As noted in Vit's post, the diagonal group $G_D \subset G \times G$ consists of the elements $\{(g,g) : g \in G \}$ with multiplication defined to be $(g,g) \cdot (h,h) = (gh,gh)$. A representation $(R_1,R_2)$ of $G \times G$ thus transforms as the representation $R_1 \otimes R_2$ under $G_D$, where $\otimes$ denotes the tensor product.

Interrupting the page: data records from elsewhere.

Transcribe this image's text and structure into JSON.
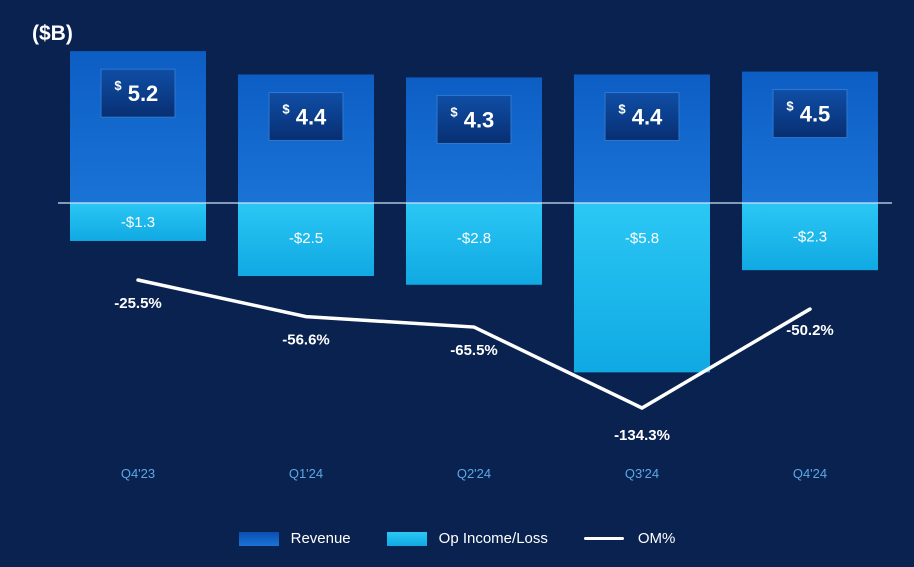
{
  "chart_data": {
    "type": "bar",
    "unit_label": "($B)",
    "categories": [
      "Q4'23",
      "Q1'24",
      "Q2'24",
      "Q3'24",
      "Q4'24"
    ],
    "series": [
      {
        "name": "Revenue",
        "values": [
          5.2,
          4.4,
          4.3,
          4.4,
          4.5
        ],
        "labels": [
          "5.2",
          "4.4",
          "4.3",
          "4.4",
          "4.5"
        ],
        "currency_symbol": "$"
      },
      {
        "name": "Op Income/Loss",
        "values": [
          -1.3,
          -2.5,
          -2.8,
          -5.8,
          -2.3
        ],
        "labels": [
          "-$1.3",
          "-$2.5",
          "-$2.8",
          "-$5.8",
          "-$2.3"
        ]
      },
      {
        "name": "OM%",
        "type": "line",
        "values": [
          -25.5,
          -56.6,
          -65.5,
          -134.3,
          -50.2
        ],
        "labels": [
          "-25.5%",
          "-56.6%",
          "-65.5%",
          "-134.3%",
          "-50.2%"
        ]
      }
    ],
    "legend": [
      "Revenue",
      "Op Income/Loss",
      "OM%"
    ],
    "legend_position": "bottom"
  },
  "colors": {
    "background": "#0a2250",
    "revenue": "#1565c9",
    "revenue_top": "#0b4fb0",
    "op_income": "#12b5ea",
    "op_income_light": "#29c6f2",
    "om_line": "#ffffff",
    "tick_text": "#5aa8e6"
  }
}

Let me illustrate through an example in the paper you are reading. In equation (2.16), it is stated that the fermions are in the representation
\begin{equation}
(1/2,0,1/2)^1 \oplus (0,1/2,1/2)^{-1}
\end{equation}
under $SU(2)_L\times SU(2)_R \times SU(2)_I \times U(1)$. Now under
\begin{equation}
SU(2)_L\times SU(2)_{R'} \times U(1) \subset SU(2)_L\times SU(2)_R \times SU(2)_I \times U(1) \,,
\end{equation}
where $SU(2)_{R'}$ is the diagonal subgroup of $SU(2)_R \times SU(2)_I$, this representation transforms as
\begin{equation}
(1/2,0 \otimes 1/2)^1 \oplus (0,1/2 \otimes 1/2)^{-1} \,.
\end{equation}
We know the tensor product decomposition rule for $SU(2)$ pretty well:
\begin{equation}
0 \otimes 1/2 = 1/2 \,, \quad
1/2 \otimes 1/2 = 0 \oplus 1 \,.
\end{equation}
Recall that the numbers here denote the "spin" of the representation. A spin $j$ representation has dimension $(2j+1)$. Note that the representation ``0" is the trivial (one-dimensional) representation. Thus we recover equation (2.18):
\begin{equation}
(1/2,1/2)^1 \oplus (0,0)^{-1} \oplus (0,1)^{-1} \,.
\end{equation}
I hope this makes everything clear to you now.